Australian federal budget October 2022
- Submitted to: House of Representatives
- Presented: 25 October 2022
- Parliament: 47th Parliament
- Government: Albanese government
- Party: Australian Labor Party
- Treasurer: Jim Chalmers
- Total revenue: A$607 billion
- Total expenditures: A$650 billion
- Surplus: A$22 billion
- Website: budget.gov.au

= October 2022 Australian federal budget =

The October 2022 Australian federal budget was the federal budget to fund government services and operations. The budget was presented to the House of Representatives by Treasurer Jim Chalmers on 25 October 2022. It was the first budget to be handed down by the Australian Labor Party since their election to government at the 2022 federal election. It was the second budget to be handed down in 2022, with the preceding budget being delivered in March by the prior government.

==Background==
The budget was handed down during a period of high inflation. The consumer price index had risen to 7.3% over the past year, the highest since June 1990.

Before the budget was delivered the Treasurer was cautioning the state of the global economy. He warned our key trading partners faced the risk of recession.

The budget featured a new set of well-being measures. The initiative provides the framework that measures and reports on the quality of life for Australians, beyond the indicators of financial prosperity. The plan is to introduce targets next year.

==Forecasts==
Australia’s gross domestic product is expected to grow 3.25% this financial year, dropping to 1.5% in the following financial year. This is the lowest since the early 1990s recession, aside for the drop in growth during the pandemic.

===Revenues===
Total government revenue is $644 billion this financial year. Government revenues were $57.3 billion better than last predicted in the March budget. The cause is higher company taxes generated by resource exports. The increased price of energy is a windfall for energy exporters.

$720 million is expected to be raised after a "crackdown on large companies using related-party debts to artificially reduce their local profits and tax bills".

==Expenditure==
The budget included a $6.2 billion plan to remove the limits to annual Child Care Subsidy (CCS) payments, effective from July 2022. The subsidy would be offered to families earning up to $530,000 annually. $531.6 million is being spent on government paid parental leave entitlements. The entitlement will expand from 20 weeks to 26 weeks in 2026-27.

$800 million has been allocated to spending on renewable energy projects. This includes cutting taxes on electric cars and building a national electric vehicle charging network and hydrogen refueling stations among other measures.

Foreign aid to the Pacific is seeing a boost of $375 million, bringing the total to $900 million.

$2.4 billion is to go towards improving internet speeds for 1.5 million homes and businesses on the National Broadband Network.
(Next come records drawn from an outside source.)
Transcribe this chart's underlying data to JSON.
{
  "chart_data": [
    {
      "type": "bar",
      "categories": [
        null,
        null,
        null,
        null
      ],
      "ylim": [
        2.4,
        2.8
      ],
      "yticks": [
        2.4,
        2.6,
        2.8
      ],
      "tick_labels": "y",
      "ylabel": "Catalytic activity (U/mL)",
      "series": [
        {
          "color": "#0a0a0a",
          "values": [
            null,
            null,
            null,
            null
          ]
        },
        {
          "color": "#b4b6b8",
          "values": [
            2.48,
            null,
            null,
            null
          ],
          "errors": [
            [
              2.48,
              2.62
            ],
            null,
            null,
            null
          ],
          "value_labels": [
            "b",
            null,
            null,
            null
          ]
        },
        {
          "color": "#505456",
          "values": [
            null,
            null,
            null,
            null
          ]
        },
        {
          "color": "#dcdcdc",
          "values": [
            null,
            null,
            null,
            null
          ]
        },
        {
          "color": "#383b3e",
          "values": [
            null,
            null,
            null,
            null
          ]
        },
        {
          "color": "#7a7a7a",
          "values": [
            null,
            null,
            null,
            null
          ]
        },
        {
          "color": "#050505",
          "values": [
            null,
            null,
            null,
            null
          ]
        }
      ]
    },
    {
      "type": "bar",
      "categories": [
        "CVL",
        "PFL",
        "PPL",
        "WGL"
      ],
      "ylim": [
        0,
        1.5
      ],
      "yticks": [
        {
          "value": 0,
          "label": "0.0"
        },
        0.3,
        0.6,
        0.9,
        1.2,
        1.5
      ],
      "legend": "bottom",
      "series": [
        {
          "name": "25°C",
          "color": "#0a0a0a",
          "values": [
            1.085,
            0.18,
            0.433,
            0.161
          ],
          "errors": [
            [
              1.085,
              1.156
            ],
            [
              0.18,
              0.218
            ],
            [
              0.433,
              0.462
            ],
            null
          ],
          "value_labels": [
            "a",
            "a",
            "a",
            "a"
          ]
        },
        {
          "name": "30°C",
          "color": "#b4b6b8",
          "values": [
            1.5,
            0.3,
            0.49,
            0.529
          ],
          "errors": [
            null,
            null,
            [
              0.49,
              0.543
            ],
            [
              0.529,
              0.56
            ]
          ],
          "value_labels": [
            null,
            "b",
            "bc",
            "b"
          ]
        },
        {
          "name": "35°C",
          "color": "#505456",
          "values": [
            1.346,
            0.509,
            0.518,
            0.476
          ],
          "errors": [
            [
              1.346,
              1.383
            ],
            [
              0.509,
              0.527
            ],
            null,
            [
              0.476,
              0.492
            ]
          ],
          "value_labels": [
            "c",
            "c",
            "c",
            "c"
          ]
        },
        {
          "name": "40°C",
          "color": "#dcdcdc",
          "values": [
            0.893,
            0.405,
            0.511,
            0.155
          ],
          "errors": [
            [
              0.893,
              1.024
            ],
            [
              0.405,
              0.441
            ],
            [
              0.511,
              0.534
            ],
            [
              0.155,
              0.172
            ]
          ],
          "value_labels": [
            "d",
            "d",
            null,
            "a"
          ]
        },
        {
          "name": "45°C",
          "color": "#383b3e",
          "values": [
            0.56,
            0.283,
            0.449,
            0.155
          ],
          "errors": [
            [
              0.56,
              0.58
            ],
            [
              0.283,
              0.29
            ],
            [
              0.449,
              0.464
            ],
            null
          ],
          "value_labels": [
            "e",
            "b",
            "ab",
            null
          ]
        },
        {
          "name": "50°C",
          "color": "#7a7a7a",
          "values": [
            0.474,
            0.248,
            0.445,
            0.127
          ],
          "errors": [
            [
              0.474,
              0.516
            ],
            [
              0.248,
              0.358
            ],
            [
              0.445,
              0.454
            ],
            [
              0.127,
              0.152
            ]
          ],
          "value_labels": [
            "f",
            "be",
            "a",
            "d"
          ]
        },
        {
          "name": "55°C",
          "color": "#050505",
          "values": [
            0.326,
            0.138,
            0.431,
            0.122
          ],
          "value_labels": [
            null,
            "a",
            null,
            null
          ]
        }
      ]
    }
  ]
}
The maximum general co-payment for Pharmaceutical Benefits Scheme scripts is being reduced from $42.50 to $30 at a cost of $200 million.

$2.5 billion is to be spent over four years on improving aged care. Specifically funding is for an increase in the number of care minutes residents receive and the commitment to require aged care homes to have a registered nurse onsite 24/7 from 1 July 2023.

$170 million has been allocated to women’s safety. 500 frontline workers will support women and children experiencing family, domestic and sexual violence.

The Climate Change Authority is being funded, with $42.6 million allocated. The Australian Broadcasting Corporation is set to have its funding restored, costing $83.7 million over four years. The Australian Taxation Office’s tax avoidance taskforce is set to crack down on tax avoidance by multinationals and individuals.

The budget also provided a significant boost to vocational education. $922 million is being spent over five years to provide 480,000 fee-free Technical and Further Education places.

==Debt and deficit==
The underlying cash balance for this financial year is forecast to be a $36.9 billion deficit. A structural deficit is expected to remain for the next decade. As of 14 October Australian government debt was $892.3 billion.

==Opposition and crossbench response==
Opposition Leader Peter Dutton criticised the budget as a "missed opportunity". David Pocock was disappointed that fossil fuels were still being subsidised.

==Reception==
The Chief Executive of the Australian Council for International Development praised the increases in foreign aid spending as critical and a strong step. The National Mental Health Commission welcomed the introduction of a set of well-being measures. The Australian Council of Social Service was extremely concerned for people on the lowest incomes. Amnesty International Australia praised funding for justice reinvestment programs to help keep children out of the criminal justice system.